McCharen points to another memorial window, made for Hannah Rollins, who lived with her husband John out here on this island, and whose family, from 1868 to 1923, owned Zephaniah Kingsley’s old slave plantation house. It was the Rollinses who, in 1875, first invited Bishop Young to hold services on the island.

Young and his successor, Bishop Edwin Weed, found themselves pulled between church benefactors Hannah Rollins and Ellen Ward. When Schuyler built the church where Ward envisioned it, Rollins refused, for the rest of her life, to step foot inside. When the bishops came to the island, Hannah Rollins insisted that after they visit the church, they visit her at home, to hold separation communion services and prayers. After Hannah’s death in 1906, her daughter Gertrude donated the memorial window. As Jonathan Rich put it in his 2023 book Spires in the Sun: The Carpenter Gothic Episcopal Churches of Florida, the window “gave [Hannah’s] spirit a permanent home in the building she once refused to enter.”

Art Janette points out Cameron’s surfboard in the window. “That’s a Rozo,” he says. Cameron wanted a Rozo board, even as he became weaker. So skinny, he could barely stand up on the board, he surfed it before he died. Rozos take their name from Dickie “Rozo” Rosborough, who gained fame surfing in Hawaii, where he lived in a Quonset hut, in the 1970s and ’80s. A Jax native, Rozo, now in his 70s, lives nearby on the North Florida Keys on Heckscher Drive, where he shapes his own boards. Art calls it “a kind of island mysticism that brought Cameron and his family here.”

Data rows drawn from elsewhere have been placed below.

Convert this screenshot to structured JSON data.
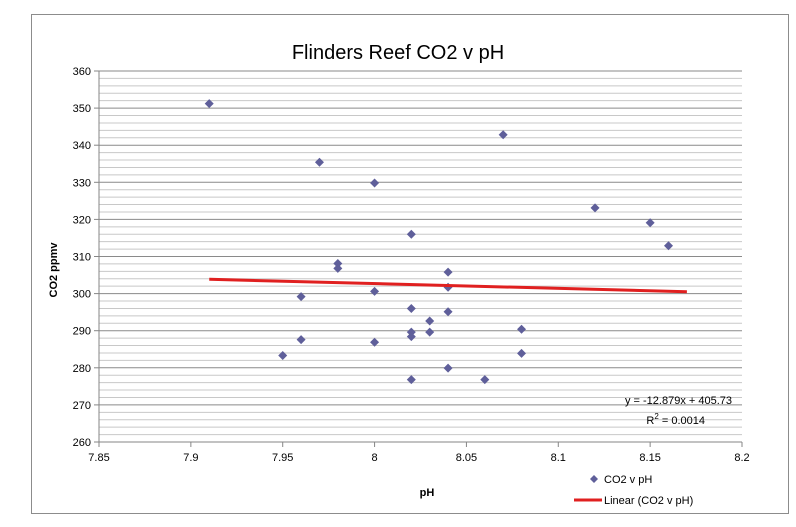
{
  "chart_data": {
    "type": "scatter",
    "title": "Flinders Reef CO2 v pH",
    "xlabel": "pH",
    "ylabel": "CO2 ppmv",
    "xlim": [
      7.85,
      8.2
    ],
    "ylim": [
      260,
      360
    ],
    "x_ticks": [
      7.85,
      7.9,
      7.95,
      8,
      8.05,
      8.1,
      8.15,
      8.2
    ],
    "x_tick_labels": [
      "7.85",
      "7.9",
      "7.95",
      "8",
      "8.05",
      "8.1",
      "8.15",
      "8.2"
    ],
    "y_ticks": [
      260,
      270,
      280,
      290,
      300,
      310,
      320,
      330,
      340,
      350,
      360
    ],
    "y_tick_labels": [
      "260",
      "270",
      "280",
      "290",
      "300",
      "310",
      "320",
      "330",
      "340",
      "350",
      "360"
    ],
    "grid": true,
    "legend_position": "bottom-right",
    "series": [
      {
        "name": "CO2 v pH",
        "color": "#5f5f9a",
        "marker": "diamond",
        "points": [
          {
            "x": 7.91,
            "y": 351.2
          },
          {
            "x": 7.95,
            "y": 283.3
          },
          {
            "x": 7.96,
            "y": 299.2
          },
          {
            "x": 7.96,
            "y": 287.6
          },
          {
            "x": 7.97,
            "y": 335.4
          },
          {
            "x": 7.98,
            "y": 308.1
          },
          {
            "x": 7.98,
            "y": 306.8
          },
          {
            "x": 8.0,
            "y": 329.8
          },
          {
            "x": 8.0,
            "y": 300.6
          },
          {
            "x": 8.0,
            "y": 286.9
          },
          {
            "x": 8.02,
            "y": 316.0
          },
          {
            "x": 8.02,
            "y": 296.0
          },
          {
            "x": 8.02,
            "y": 289.6
          },
          {
            "x": 8.02,
            "y": 288.4
          },
          {
            "x": 8.02,
            "y": 276.8
          },
          {
            "x": 8.03,
            "y": 292.6
          },
          {
            "x": 8.03,
            "y": 289.6
          },
          {
            "x": 8.04,
            "y": 305.8
          },
          {
            "x": 8.04,
            "y": 301.7
          },
          {
            "x": 8.04,
            "y": 295.1
          },
          {
            "x": 8.04,
            "y": 279.9
          },
          {
            "x": 8.06,
            "y": 276.8
          },
          {
            "x": 8.07,
            "y": 342.8
          },
          {
            "x": 8.08,
            "y": 290.4
          },
          {
            "x": 8.08,
            "y": 283.9
          },
          {
            "x": 8.12,
            "y": 323.1
          },
          {
            "x": 8.15,
            "y": 319.1
          },
          {
            "x": 8.16,
            "y": 312.9
          }
        ]
      }
    ],
    "trendline": {
      "name": "Linear (CO2 v pH)",
      "color": "#e02020",
      "slope": -12.879,
      "intercept": 405.73,
      "x_range": [
        7.91,
        8.17
      ],
      "equation_label": "y = -12.879x + 405.73",
      "r2_prefix": "R",
      "r2_sup": "2",
      "r2_value": " = 0.0014"
    }
  }
}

When I first arrive at St. George’s Episcopal Church and Art Janette asks me if I’ve met St. George, I wonder for a moment if the mythical dragonslayer resides on the island. Then he tells me he’s asking about St. George the Peacock. I doubt Hannah Rollins would approve. I doubt also she’d approve of her memorial window. But if such windows bring spirits into the church, and if the Carpenter Gothic structure braves the seas of the tribulations of the faithful, then surely this vessel knows most what this mythical island needs and can serve, even more than as a galleon, for the independent spirit, as a most rightly shaped surfboard.